Construct 2 — Cross-repression circuit

Design idea

This construct contains two transcriptional units: pTetR → LacI and pLacI → TetR. The goal was to create a simple two-node cross-repression circuit.

Expected behavior

I expected a more regulated and competitive behavior than in Construct 1, since each branch can influence the other indirectly through repressor-promoter interactions. I did not necessarily expect sustained oscillations, but I expected the system to favor one dominant steady state or a strong imbalance between the two nodes.

Observed behavior

The simulator showed that the TetR branch became dominant, reaching a much higher steady-state protein and RNA level than the LacI branch. LacI remained at a low concentration throughout the simulation, while TetR accumulated quickly and stabilized at a much higher level. The endpoint RNAP and ribosome flux plots were consistent with this asymmetry, showing that the pLacI → TetR branch was much more active than the pTetR → LacI branch.

Interpretation

The result matched the expectation that this circuit would behave differently from a single-gene expression system and would not produce balanced oscillations. Instead, the network converged to a dominant-state steady state in which one regulatory branch strongly outcompeted the other.

Construct 2 glyph Construct 2 glyphConstruct 2 protein concentrations Construct 2 protein concentrationsConstruct 2 RNA concentrations Construct 2 RNA concentrations

Construct 3 — One-way repression cascade

Design idea

This construct contains two transcriptional units arranged as a simple repression cascade: pTetR → LacI and pLacI → LambdaCI. The goal was to build a directional regulatory cascade rather than a symmetric cross-repression circuit.

Expected behavior

I expected the first branch to express LacI strongly, since TetR is not present in this circuit to repress pTetR. I then expected LacI to repress pLacI, leading to lower expression of LambdaCI. Therefore, I expected a non-oscillatory steady state with high LacI and low LambdaCI.

Observed behavior

The simulator showed that both LacI and LambdaCI increased rapidly and then converged to very similar steady-state levels. The RNA plots showed the same qualitative behavior, with both transcripts reaching nearly identical stable concentrations. The endpoint RNAP and ribosome flux plots were also very similar for the two branches, indicating that both transcriptional units remained comparably active.

Interpretation

The result did not match my original expectation of a strongly directional repression cascade. Instead, the circuit behaved more like two balanced expression modules operating in parallel, with no strong suppression of the LambdaCI branch by LacI.

Possible explanation

A likely explanation is that the simplified simulation setup did not generate strong enough regulatory asymmetry for LacI to effectively suppress the second branch. Another possibility is that the promoter-repressor relationships in this model are not sufficient by themselves to create a clear cascade effect under the default simulation conditions.

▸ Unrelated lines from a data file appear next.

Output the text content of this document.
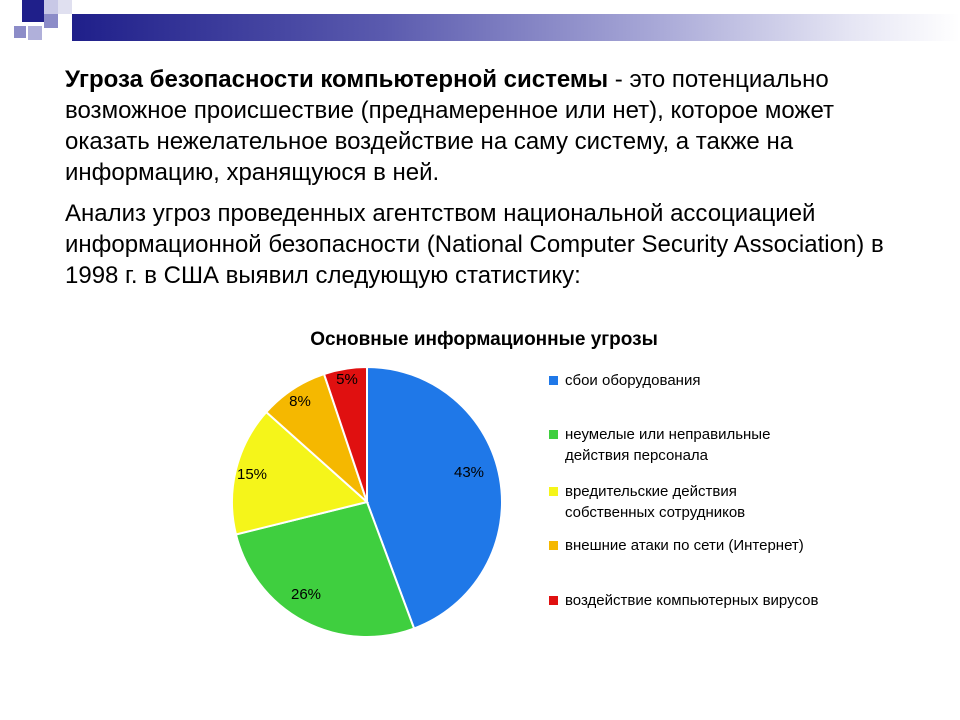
Угроза безопасности компьютерной системы - это потенциально возможное происшествие (преднамеренное или нет), которое может оказать нежелательное воздействие на саму систему, а также на информацию, хранящуюся в ней.

Анализ угроз проведенных агентством национальной ассоциацией информационной безопасности (National Computer Security Association) в 1998 г. в США выявил следующую статистику:

Основные информационные угрозы
43%
26%
15%
8%
5%	сбои оборудования
неумелые или неправильные
действия персонала
вредительские действия
собственных сотрудников
внешние атаки по сети (Интернет)
воздействие компьютерных вирусов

Construct 3 glyph Construct 3 glyphConstruct 3 protein concentrations Construct 3 protein concentrationsConstruct 3 RNA concentrations Construct 3 RNA concentrations

Final reflection

This week helped me connect molecular cloning concepts with dynamic circuit behavior in simulation. The DNA assembly section clarified how fragment design, overlaps, and transformation logic affect experimental success, while the Kernel section showed how different circuit topologies can produce stable expression, dominant steady states, or oscillatory behavior depending on regulatory architecture and balance.